The input text are always list of dish names where there are 1~3 adjectives and a noun
Inputs
thai iced tea
spicy fried chicken
sweet chili pork
thai chicken curry
outputs:
thai tea, iced tea
spicy chicken, fried chicken
sweet pork, chili pork
thai chicken, chicken curry, thai curry
Basically, I am looking to parse the sentence tree and try to generate bi-grams by pairing an adjective with the noun.
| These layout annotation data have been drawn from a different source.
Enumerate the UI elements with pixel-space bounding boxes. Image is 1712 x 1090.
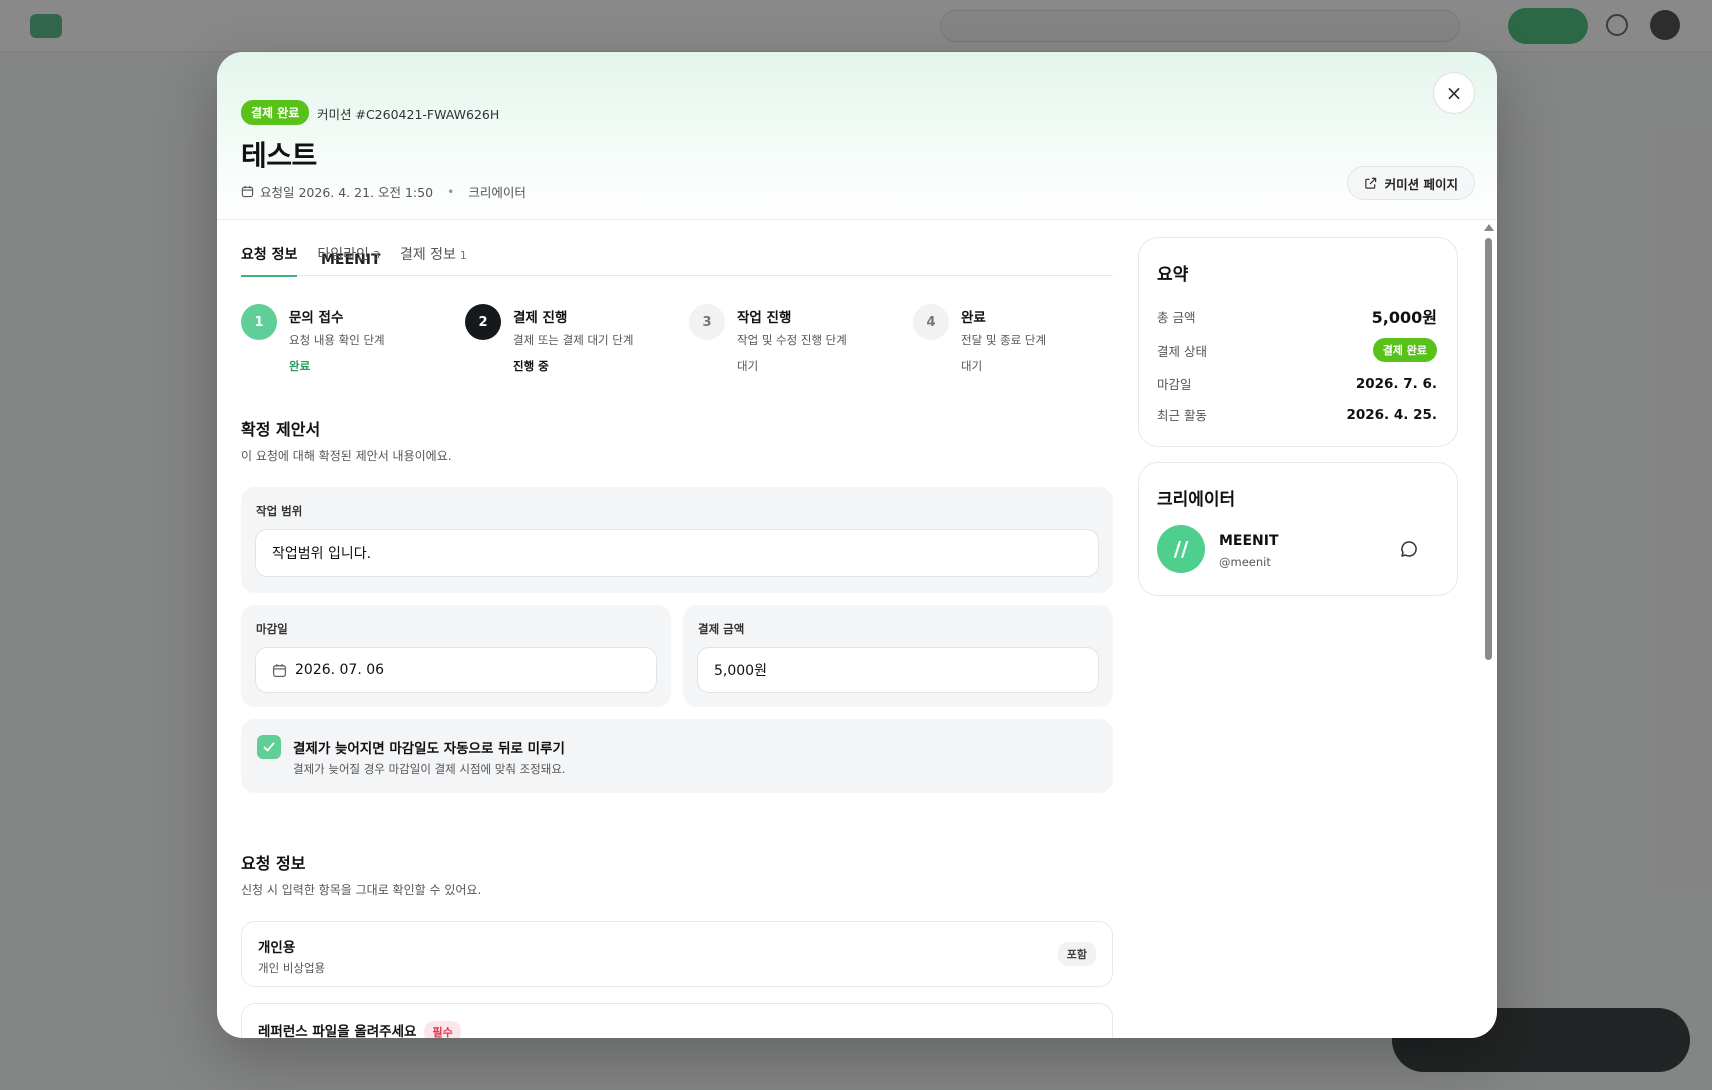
scrollbar-thumb[interactable] <box>1485 238 1492 660</box>
status-badge: 결제 완료 <box>1372 338 1437 362</box>
chat-icon[interactable] <box>1399 539 1419 559</box>
step-title: 결제 진행 <box>513 310 568 326</box>
step-number: 2 <box>465 304 501 340</box>
creator-card: 크리에이터 // MEENIT @meenit <box>1138 462 1458 596</box>
scope-value: 작업범위 입니다. <box>272 546 372 562</box>
progress-steps: 1 문의 접수 요청 내용 확인 단계 완료 2 결제 진행 결제 또는 결제 … <box>241 304 1141 374</box>
commission-modal: 결제 완료 커미션 #C260421-FWAW626H 테스트 요청일 2026… <box>217 52 1497 1038</box>
auto-delay-title: 결제가 늦어지면 마감일도 자동으로 뒤로 미루기 <box>293 741 565 757</box>
recent-activity-value: 2026. 4. 25. <box>1346 406 1437 423</box>
payment-status-label: 결제 상태 <box>1157 343 1207 359</box>
step-desc: 결제 또는 결제 대기 단계 <box>513 333 634 347</box>
info-item-title: 개인용 <box>258 940 296 956</box>
step-title: 작업 진행 <box>737 310 792 326</box>
request-info-title: 요청 정보 <box>241 854 306 873</box>
step-number: 1 <box>241 304 277 340</box>
step-status: 대기 <box>961 359 983 373</box>
avatar[interactable]: // <box>1157 525 1205 573</box>
step-inquiry: 1 문의 접수 요청 내용 확인 단계 완료 <box>241 304 465 374</box>
modal-header: 결제 완료 커미션 #C260421-FWAW626H 테스트 요청일 2026… <box>217 52 1497 268</box>
deadline-value: 2026. 7. 6. <box>1355 375 1437 392</box>
amount-value: 5,000원 <box>714 663 767 679</box>
summary-recent-row: 최근 활동 2026. 4. 25. <box>1157 405 1437 424</box>
summary-status-row: 결제 상태 결제 완료 <box>1157 338 1437 362</box>
auto-delay-option: 결제가 늦어지면 마감일도 자동으로 뒤로 미루기 결제가 늦어질 경우 마감일… <box>241 719 1113 793</box>
deadline-value: 2026. 07. 06 <box>295 662 385 678</box>
tab-payment-info[interactable]: 결제 정보 1 <box>400 236 467 276</box>
step-desc: 전달 및 종료 단계 <box>961 333 1047 347</box>
status-badge: 결제 완료 <box>241 100 310 125</box>
creator-label: 크리에이터 <box>468 185 526 200</box>
required-badge: 필수 <box>424 1021 461 1038</box>
commission-code: 커미션 #C260421-FWAW626H <box>317 107 500 122</box>
info-item-title-text: 레퍼런스 파일을 올려주세요 <box>258 1024 417 1038</box>
request-info-subtitle: 신청 시 입력한 항목을 그대로 확인할 수 있어요. <box>241 883 482 897</box>
summary-total-row: 총 금액 5,000원 <box>1157 304 1437 328</box>
info-item-desc: 개인 비상업용 <box>258 961 326 975</box>
scope-field[interactable]: 작업범위 입니다. <box>255 529 1099 577</box>
deadline-card: 마감일 2026. 07. 06 <box>241 605 671 707</box>
auto-delay-checkbox[interactable] <box>257 735 281 759</box>
step-desc: 요청 내용 확인 단계 <box>289 333 385 347</box>
request-meta: 요청일 2026. 4. 21. 오전 1:50 • 크리에이터 MEENIT <box>241 182 526 268</box>
creator-card-title: 크리에이터 <box>1157 490 1236 510</box>
tab-timeline[interactable]: 타임라인 3 <box>317 236 380 276</box>
external-link-icon <box>1364 177 1376 189</box>
calendar-icon <box>272 663 287 677</box>
request-date: 요청일 2026. 4. 21. 오전 1:50 <box>260 185 434 200</box>
step-status: 대기 <box>737 359 759 373</box>
scope-label: 작업 범위 <box>256 504 303 518</box>
close-icon: × <box>1445 81 1463 105</box>
step-desc: 작업 및 수정 진행 단계 <box>737 333 847 347</box>
summary-title: 요약 <box>1157 265 1189 285</box>
step-number: 3 <box>689 304 725 340</box>
included-badge: 포함 <box>1057 942 1096 966</box>
page-title: 테스트 <box>241 139 317 172</box>
proposal-title: 확정 제안서 <box>241 420 321 439</box>
step-payment: 2 결제 진행 결제 또는 결제 대기 단계 진행 중 <box>465 304 689 374</box>
meta-separator: • <box>447 184 455 199</box>
scope-card: 작업 범위 작업범위 입니다. <box>241 487 1113 593</box>
tab-label: 결제 정보 <box>399 247 456 263</box>
deadline-label: 마감일 <box>1157 377 1192 392</box>
step-title: 완료 <box>961 310 986 326</box>
deadline-field[interactable]: 2026. 07. 06 <box>255 647 657 693</box>
step-status: 완료 <box>289 359 311 373</box>
step-number: 4 <box>913 304 949 340</box>
info-item-title: 레퍼런스 파일을 올려주세요 필수 <box>258 1020 461 1038</box>
creator-handle: @meenit <box>1219 555 1271 569</box>
deadline-label: 마감일 <box>256 622 288 636</box>
close-button[interactable]: × <box>1433 72 1475 114</box>
step-complete: 4 완료 전달 및 종료 단계 대기 <box>913 304 1137 374</box>
step-work: 3 작업 진행 작업 및 수정 진행 단계 대기 <box>689 304 913 374</box>
tab-label: 요청 정보 <box>241 247 298 263</box>
recent-activity-label: 최근 활동 <box>1157 408 1207 423</box>
step-status: 진행 중 <box>513 359 549 373</box>
amount-label: 결제 금액 <box>698 622 745 636</box>
creator-logo-glyph: // <box>1173 537 1189 561</box>
summary-deadline-row: 마감일 2026. 7. 6. <box>1157 374 1437 393</box>
tab-request-info[interactable]: 요청 정보 <box>241 236 298 277</box>
step-title: 문의 접수 <box>289 310 344 326</box>
list-item: 레퍼런스 파일을 올려주세요 필수 <box>241 1003 1113 1038</box>
creator-card-name: MEENIT <box>1219 533 1279 549</box>
tab-count: 3 <box>372 249 380 262</box>
tab-bar: 요청 정보 타임라인 3 결제 정보 1 <box>241 236 1113 277</box>
proposal-subtitle: 이 요청에 대해 확정된 제안서 내용이에요. <box>241 449 452 463</box>
commission-page-label: 커미션 페이지 <box>1384 176 1458 192</box>
calendar-icon <box>241 185 254 198</box>
check-icon <box>263 742 275 752</box>
scroll-up-arrow-icon[interactable] <box>1484 224 1494 231</box>
commission-page-button[interactable]: 커미션 페이지 <box>1346 166 1475 200</box>
tab-count: 1 <box>459 249 467 262</box>
total-label: 총 금액 <box>1157 309 1196 325</box>
total-value: 5,000원 <box>1371 308 1437 327</box>
amount-field[interactable]: 5,000원 <box>697 647 1099 693</box>
list-item: 개인용 개인 비상업용 포함 <box>241 921 1113 987</box>
amount-card: 결제 금액 5,000원 <box>683 605 1113 707</box>
tab-label: 타임라인 <box>317 247 369 263</box>
auto-delay-desc: 결제가 늦어질 경우 마감일이 결제 시점에 맞춰 조정돼요. <box>293 762 566 776</box>
summary-card: 요약 총 금액 5,000원 결제 상태 결제 완료 마감일 2026. 7. … <box>1138 237 1458 447</box>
And I would like to achieve this with spacy or nltk
I used spacy 2.0 with english model. To find nouns and "not-nouns" to parse the input and then I put together not-nouns and nouns to create a desired output.
Your input:
s = ["thai iced tea",
"spicy fried chicken",
"sweet chili pork",
"thai chicken curry",]
Spacy solution:
import spacy
nlp = spacy.load('en') # import spacy, load model
def noun_notnoun(phrase):
doc = nlp(phrase) # create spacy object
token_not_noun = []
notnoun_noun_list = []
for item in doc:
if item.pos_ != "NOUN": # separate nouns and not nouns
token_not_noun.append(item.text)
if item.pos_ == "NOUN":
noun = item.text
for notnoun in token_not_noun:
notnoun_noun_list.append(notnoun + " " + noun)
return notnoun_noun_list
Call function:
for phrase in s:
print(noun_notnoun(phrase))
Results:
['thai tea', 'iced tea']
['spicy chicken', 'fried chicken']
['sweet pork', 'chili pork']
['thai chicken', 'curry chicken']